It’s About Time: Modernizing the Federal Employers’ Liability Act of 1908

Kyle Orne.

Under the Federal Employers’ Liability Act (“FELA”), lawyers win and everyone else loses. Essentially, FELA fails on two accounts: time and money. FELA is the exclusive remedy for claims by railroad employees against employers for injuries suffered on the job; it supersedes all state laws. While one study showed that almost 99% of FELA cases are settled and 85% are settled without the help of an attorney, if not settled, FELA cases take an average of five-and-a-half years to be resolved. Moreover, when Congress reviewed FELA in 1988 for possible repeal, the administrator of the Federal Railroad Administration testified that almost a quarter of all employees who went to trial with claims of $500,000 or more actually received no compensation. Of those employees who did receive a judgment, between 25 and 31% of their judgments went to attorney’s fees.
Because of these shortcomings, many scholars and politicians have been calling for reform or repeal of FELA practically since its inception. However, proponents of FELA argue that the criticisms are unfounded. Proponents claim that because FELA is based on the tort liability system, it provides a deterrent effect. Additionally, FELA is less expensive than workers’ compensation schemes, and compensation under FELA is more individualized.

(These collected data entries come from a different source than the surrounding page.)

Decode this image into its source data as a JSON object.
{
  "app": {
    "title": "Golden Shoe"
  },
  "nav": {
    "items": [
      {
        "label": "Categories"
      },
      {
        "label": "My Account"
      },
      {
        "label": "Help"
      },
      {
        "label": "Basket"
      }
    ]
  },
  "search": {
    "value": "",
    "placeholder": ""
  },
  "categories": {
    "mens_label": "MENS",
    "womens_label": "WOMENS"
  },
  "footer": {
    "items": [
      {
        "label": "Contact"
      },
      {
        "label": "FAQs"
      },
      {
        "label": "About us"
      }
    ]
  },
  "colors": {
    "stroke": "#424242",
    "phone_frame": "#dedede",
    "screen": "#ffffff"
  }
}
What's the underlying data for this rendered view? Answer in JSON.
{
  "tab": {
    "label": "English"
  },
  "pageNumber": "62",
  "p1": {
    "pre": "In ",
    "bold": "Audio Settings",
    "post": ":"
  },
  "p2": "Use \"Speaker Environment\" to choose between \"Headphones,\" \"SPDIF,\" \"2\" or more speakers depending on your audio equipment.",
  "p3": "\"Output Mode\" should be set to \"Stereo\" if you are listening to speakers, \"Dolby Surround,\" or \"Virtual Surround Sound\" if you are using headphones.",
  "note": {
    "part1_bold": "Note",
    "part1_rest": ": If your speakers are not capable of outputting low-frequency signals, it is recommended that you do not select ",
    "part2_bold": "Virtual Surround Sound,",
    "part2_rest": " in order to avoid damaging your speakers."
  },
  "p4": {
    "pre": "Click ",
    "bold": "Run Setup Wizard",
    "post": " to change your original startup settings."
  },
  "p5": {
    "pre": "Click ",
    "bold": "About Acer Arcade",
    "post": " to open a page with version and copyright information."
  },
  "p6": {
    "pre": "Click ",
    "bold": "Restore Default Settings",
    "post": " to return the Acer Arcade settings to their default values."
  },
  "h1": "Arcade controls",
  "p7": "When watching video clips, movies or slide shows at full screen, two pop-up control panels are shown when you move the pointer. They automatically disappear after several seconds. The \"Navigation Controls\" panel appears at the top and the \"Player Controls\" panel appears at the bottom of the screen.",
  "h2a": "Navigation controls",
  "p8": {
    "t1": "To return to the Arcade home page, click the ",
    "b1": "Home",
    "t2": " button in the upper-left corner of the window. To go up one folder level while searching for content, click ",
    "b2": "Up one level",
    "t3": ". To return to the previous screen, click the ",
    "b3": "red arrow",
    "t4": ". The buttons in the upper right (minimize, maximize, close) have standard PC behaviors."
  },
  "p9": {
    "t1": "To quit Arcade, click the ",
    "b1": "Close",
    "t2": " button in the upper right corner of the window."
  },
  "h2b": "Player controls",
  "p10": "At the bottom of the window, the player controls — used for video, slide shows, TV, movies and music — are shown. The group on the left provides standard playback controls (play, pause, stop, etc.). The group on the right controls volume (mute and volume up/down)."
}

Despite this debate and the constant critiques of FELA, Congress has failed to reform FELA in the over 100 years it has been law or even address the two main problems with FELA: time and money.
This article discusses how shortcomings of FELA—the enormous costs to both sides and the great amount of time that claims take to be resolved—cause FELA’s failure to serve the interests of both the injured employees seeking compensation and the railroads that employ them.